Comment fonctionnent les boosters ? Cela dépend de vos gènes :

La génétique joue un rôle important dans la façon dont notre corps réagit aux vaccins et aux rappels, ce qui suggère que certaines réponses protectrices suscitées par la vaccination pourraient être plus efficaces avec la personnalisation, selon une nouvelle étude menée par des chercheurs de l’Université du Michigan.

L’équipe a également identifié une forme particulière d’un gène lié aux anticorps qui prédit, au niveau de la population, si la stimulation pour produire plus d’anticorps sera efficace pour augmenter les réponses immunitaires innées.

“Ce qui est le plus intéressant avec ce travail, c’est le concept de variabilité personnalisée et la compréhension des liens directs entre les réponses vaccinales et les différents gènes que les gens possèdent”, a déclaré Kelly Arnold, professeur adjoint de génie biomédical à l’UM et auteur principal de l’article dans Frontiers in Immunology.

L’étude a exploré comment les gens peuvent réagir différemment au rappel conventionnel, qui réexpose le système immunitaire au virus (ou à une partie de celui-ci) pour augmenter la concentration d’anticorps.

Cependant, chez certaines personnes, l’augmentation de la concentration d’anticorps peut ne pas avoir autant d’importance car leurs gènes codent pour des récepteurs immunitaires qui ne collent pas aussi bien aux anticorps – on dit qu’ils ont une affinité plus faible.

En conséquence, une personne peut avoir un nombre d’anticorps respectable et avoir une réponse immunitaire médiocre. Ainsi, une autre voie théorique de renforcement immunitaire pourrait consister à concevoir des vaccins qui modifient la structure des anticorps, ce qui rend ces anticorps plus susceptibles de coller aux récepteurs des cellules immunitaires d’une personne.

“En fonction de votre patrimoine génétique, nous avons constaté que le renforcement du vaccin peut être plus ou moins efficace pour activer certaines fonctions immunitaires innées”, a déclaré Arnold. « Et chez certaines personnes, où l’augmentation des concentrations d’anticorps était inefficace, être capable de modifier l’affinité des anticorps pourrait être la voie la plus efficace. Bien que ce soit encore un concept théorique et pas encore possible dans la pratique. »

L’équipe d’Arnold, en collaboration avec des partenaires en Australie, en Thaïlande et aux États-Unis, a créé un modèle informatique pour déterminer comment différents facteurs génétiques influencent les réponses immunitaires innées induites par le rappel du vaccin. Il utilise des données et des échantillons de plasma obtenus par l’Université de Melbourne à partir du seul essai de vaccin contre le VIH modérément protecteur à ce jour.

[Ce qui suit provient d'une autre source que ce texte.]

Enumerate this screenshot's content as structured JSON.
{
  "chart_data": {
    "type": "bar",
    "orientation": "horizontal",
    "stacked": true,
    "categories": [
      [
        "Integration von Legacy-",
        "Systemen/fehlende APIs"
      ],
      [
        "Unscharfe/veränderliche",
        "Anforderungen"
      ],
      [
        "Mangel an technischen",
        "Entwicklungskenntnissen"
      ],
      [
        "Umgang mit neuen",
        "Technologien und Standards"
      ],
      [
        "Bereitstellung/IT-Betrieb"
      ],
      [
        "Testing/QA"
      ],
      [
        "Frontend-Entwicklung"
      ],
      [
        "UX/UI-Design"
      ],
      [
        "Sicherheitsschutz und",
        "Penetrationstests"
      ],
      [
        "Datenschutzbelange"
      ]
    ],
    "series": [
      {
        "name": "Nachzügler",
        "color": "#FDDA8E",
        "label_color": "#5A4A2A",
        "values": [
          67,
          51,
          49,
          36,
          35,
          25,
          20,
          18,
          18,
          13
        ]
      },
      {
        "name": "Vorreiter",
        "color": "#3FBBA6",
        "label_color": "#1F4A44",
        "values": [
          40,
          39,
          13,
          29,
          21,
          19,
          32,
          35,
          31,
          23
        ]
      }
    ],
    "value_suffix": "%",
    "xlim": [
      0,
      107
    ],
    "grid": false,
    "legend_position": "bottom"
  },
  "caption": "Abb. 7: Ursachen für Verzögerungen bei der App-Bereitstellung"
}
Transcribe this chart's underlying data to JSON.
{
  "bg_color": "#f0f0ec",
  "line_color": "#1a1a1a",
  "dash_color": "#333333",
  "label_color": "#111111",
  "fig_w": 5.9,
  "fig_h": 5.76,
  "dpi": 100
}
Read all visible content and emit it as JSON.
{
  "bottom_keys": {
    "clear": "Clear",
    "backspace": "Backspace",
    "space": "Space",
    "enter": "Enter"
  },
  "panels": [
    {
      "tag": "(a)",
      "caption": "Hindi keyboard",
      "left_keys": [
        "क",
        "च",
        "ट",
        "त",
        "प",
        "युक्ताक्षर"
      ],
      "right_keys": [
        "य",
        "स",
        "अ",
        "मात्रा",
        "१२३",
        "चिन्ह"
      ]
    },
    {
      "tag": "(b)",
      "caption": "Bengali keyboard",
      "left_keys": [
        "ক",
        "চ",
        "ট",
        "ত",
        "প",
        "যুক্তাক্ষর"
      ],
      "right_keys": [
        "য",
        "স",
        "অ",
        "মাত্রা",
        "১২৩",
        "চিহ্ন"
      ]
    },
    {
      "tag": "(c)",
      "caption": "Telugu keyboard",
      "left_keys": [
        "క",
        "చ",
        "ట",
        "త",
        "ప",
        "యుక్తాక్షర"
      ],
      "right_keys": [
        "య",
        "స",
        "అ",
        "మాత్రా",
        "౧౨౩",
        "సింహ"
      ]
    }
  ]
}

Les échantillons de plasma des participants à l’essai – essentiellement des échantillons de sang moins les globules rouges – ont montré la quantité et le type d’anticorps produits après la vaccination.

“Dans une population mixte de personnes, nous avons également montré comment un génotype spécifique déterminerait si cette population était sensible aux changements de concentrations d’anticorps attendus du rappel traditionnel”, a déclaré Arnold.

La modélisation a montré que, dans un gène qui code pour un type spécifique d’anticorps (IgG1), différentes variations peuvent prédire l’efficacité de la stimulation pour augmenter les niveaux d’anticorps dans une population donnée. Certaines populations participant à l’essai sur le VIH ont montré que l’augmentation des taux d’anticorps n’entraînait aucun changement dans les fonctions immunitaires innées qui étaient évaluées.

“Ce que cela nous dit, c’est que dans les populations présentant certaines variations génétiques, les méthodes de stimulation traditionnelles pour augmenter les concentrations d’anticorps peuvent ne pas être aussi efficaces pour améliorer les fonctions immunitaires innées”, a déclaré Arnold.

Les adjuvants sont les ingrédients du vaccin conçus pour améliorer la réponse immunitaire de l’organisme.

L’année dernière, l’équipe d’Arnold a utilisé les données du même essai pour mettre en évidence pourquoi certains vaccins influencent différemment les gens. À l’avenir, les deux études pourraient conduire à de nouveaux principes de conception de vaccins prenant en compte les caractéristiques personnalisées d’un individu.

La recherche a été financée par l’Australia National Health & Medical Research Center, l’American Foundation for AISD Research Mathilde Krim Fellowship et l’Université du Michigan.

La collaboration comprenait l’Université de Melbourne, l’Université Monash et le Burnet Institute en Australie ; l’Université Mahidol, le ministère de la Santé publique et l’Institut de recherche sur les sciences médicales des forces armées en Thaïlande ; et le Ragon Institute of Massachusetts General Hospital, l’Université de Harvard et le Massachusetts Institute of Technology aux États-Unis.

Cet article a été initialement publié par Engineering Research News.